4. **Compute Returns:** Calculates `states_and_returns` for the episode.
5. **Initialize `returns`:** Resets the `returns` dictionary for *each episode* (Same issue as Section 2: this prevents proper averaging across episodes).
6. **First-Visit Update:** Updates `returns` and `gw` values based only on the first visit to each state *within the current episode*.
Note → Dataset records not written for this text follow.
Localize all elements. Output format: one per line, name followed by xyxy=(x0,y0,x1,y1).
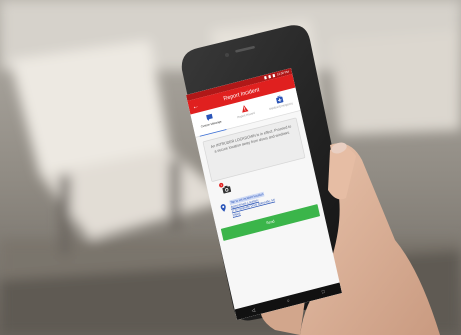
nav-home-icon[interactable]: ○ xyxy=(283,298,294,305)
battery-icon xyxy=(272,73,276,78)
speech-bubble-icon xyxy=(206,113,213,122)
send-button-label: Send xyxy=(265,219,276,226)
signal-icon xyxy=(263,76,267,80)
wifi-icon xyxy=(267,74,271,79)
medical-kit-icon xyxy=(276,95,284,104)
phone-camera xyxy=(225,53,229,57)
location-pin-icon xyxy=(220,204,226,212)
nav-recents-icon[interactable]: □ xyxy=(318,289,329,296)
nav-back-icon[interactable]: ◁ xyxy=(248,306,259,314)
warning-triangle-icon xyxy=(242,105,249,113)
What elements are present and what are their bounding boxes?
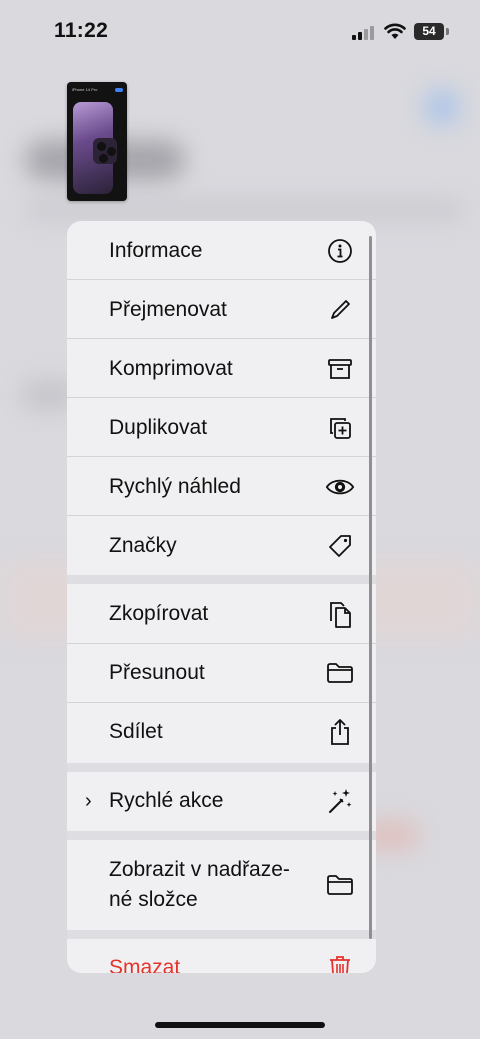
tag-icon [325,531,355,561]
menu-item-label: Rychlé akce [109,789,224,812]
menu-separator [67,643,376,644]
home-indicator[interactable] [155,1022,325,1028]
menu-group-divider [67,763,376,772]
menu-separator [67,338,376,339]
menu-item-label: Duplikovat [109,416,208,439]
menu-group-divider [67,575,376,584]
folder-icon [325,870,355,900]
share-icon [325,717,355,747]
plus-square-on-square-icon [325,413,355,443]
wifi-icon [384,23,406,39]
menu-item-label: Komprimovat [109,357,233,380]
chevron-right-icon: › [85,790,92,812]
menu-item-label: Zobrazit v nadřaze- [109,858,290,881]
copy-documents-icon [325,599,355,629]
menu-item-komprimovat[interactable]: Komprimovat [67,354,376,384]
menu-separator [67,279,376,280]
camera-module-image [93,138,117,164]
menu-item-label: Sdílet [109,720,163,743]
menu-group-divider [67,930,376,939]
menu-separator [67,456,376,457]
menu-item-prejmenovat[interactable]: Přejmenovat [67,295,376,325]
menu-item-label: Značky [109,534,177,557]
menu-item-zkopirovat[interactable]: Zkopírovat [67,599,376,629]
menu-item-rychly-nahled[interactable]: Rychlý náhled [67,472,376,502]
menu-item-label-line2: né složce [109,888,198,911]
status-bar: 11:22 54 [0,0,480,62]
menu-item-rychle-akce[interactable]: › Rychlé akce [67,786,376,816]
pencil-icon [325,295,355,325]
archive-box-icon [325,354,355,384]
menu-scrollbar[interactable] [369,236,372,939]
folder-icon [325,658,355,688]
status-time: 11:22 [54,19,109,42]
menu-item-smazat[interactable]: Smazat [67,953,376,973]
menu-separator [67,515,376,516]
battery-nub [446,28,449,35]
menu-item-informace[interactable]: Informace [67,236,376,266]
menu-item-label: Informace [109,239,203,262]
file-preview-thumbnail[interactable]: iPhone 14 Pro [67,82,127,201]
trash-icon [325,953,355,973]
menu-item-zobrazit-v-nadrazene-slozce[interactable]: Zobrazit v nadřaze- né složce [67,855,376,915]
eye-icon [325,472,355,502]
menu-item-sdilet[interactable]: Sdílet [67,717,376,747]
thumbnail-badge [115,88,123,92]
menu-separator [67,702,376,703]
battery-icon: 54 [414,23,444,40]
context-menu: Informace Přejmenovat Komprimovat Duplik… [67,221,376,973]
menu-item-label: Rychlý náhled [109,475,241,498]
menu-item-znacky[interactable]: Značky [67,531,376,561]
cellular-signal-icon [352,26,376,40]
menu-item-duplikovat[interactable]: Duplikovat [67,413,376,443]
sparkles-icon [325,786,355,816]
menu-item-label: Smazat [109,956,181,973]
info-icon [325,236,355,266]
menu-item-label: Přejmenovat [109,298,227,321]
menu-item-label: Přesunout [109,661,205,684]
menu-group-divider [67,831,376,840]
menu-item-presunout[interactable]: Přesunout [67,658,376,688]
menu-item-label: Zkopírovat [109,602,209,625]
menu-separator [67,397,376,398]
**Note:** While exploring starts helps visit more states, the implementation flaw of resetting `returns` and overwriting V(s) each episode persists. The final V(s) will be heavily influenced by the *last* episode that happened to visit state s for the first time in that episode.

In [38]:
num_episodes = 100

for t in range(num_episodes):
    # select a random starting point in the list of all states
    random_indx = np.random.randint(0,len(all_states)) 
    # get the state 
    state = all_states[random_indx]
    # if the selected random state is a barrier state or a terminal state, then do it again
    while(gw.is_barrier(state) or gw.is_terminal(state)):
        random_indx = np.random.randint(0,len(all_states))
        state = all_states[random_indx]  
        
    # play the game from the selected state
    states_and_rewards = play_game(gw, policy, state=state)
    
    # compute states_and_returns
    G = 0
    states_and_returns = []
    for s, r in reversed(states_and_rewards):
        G = r + gamma*G
        states_and_returns.append((s,G))
    states_and_returns.reverse()
    
    # *** Issue: returns should accumulate across episodes, not reset ***
    returns = {} 
    for s in all_states:
        returns[s] = []
    
    # perform rest of calculation on the 
    seen_states = set()
    for s, G in states_and_returns:
        if s not in seen_states:
            returns[s].append(G)
            # Overwrites V(s) based only on this episode's first visit G
            gw.set_value(s, np.mean(returns[s])) 
            seen_states.add(s)

### Display Grid Values After 100 Random-Start Episodes

Prints the state values V(s) after 100 episodes with exploring starts. Because random starting points allow different trajectories to be explored, states that were previously unvisited (like those in the bottom row) now have estimated values. However, due to the implementation issue, these values are not the result of averaging returns across all 100 episodes but are influenced primarily by the last episode that visited each state.

In [39]:
gw.print_values()

-------------------------------------
|   0.81 |   0.90 |   1.00 |   0.00 |
-------------------------------------
|   0.73 |   0.00 |  -1.00 |   0.00 |
-------------------------------------
|   0.66 |  -0.81 |  -0.90 |  -1.00 |
-------------------------------------


### Display Policy

Calls the `print_policy` method on the grid world object (`gw`) to display the input policy that was being evaluated throughout the notebook. This helps visualize the actions taken in each state.

In [40]:
gw.print_policy(policy)

-------------------------------------
|  Right |  Right |  Right |        |
-------------------------------------
|     Up |        |  Right |        |
-------------------------------------
|     Up |  Right |  Right |     Up |
-------------------------------------


### Final Observation

This markdown cell notes that the values obtained using exploring starts appear more reasonable, particularly for the previously unvisited lower row states, compared to the fixed-start approach. It implies that the values now better reflect the expected returns under the given policy when starting from various states.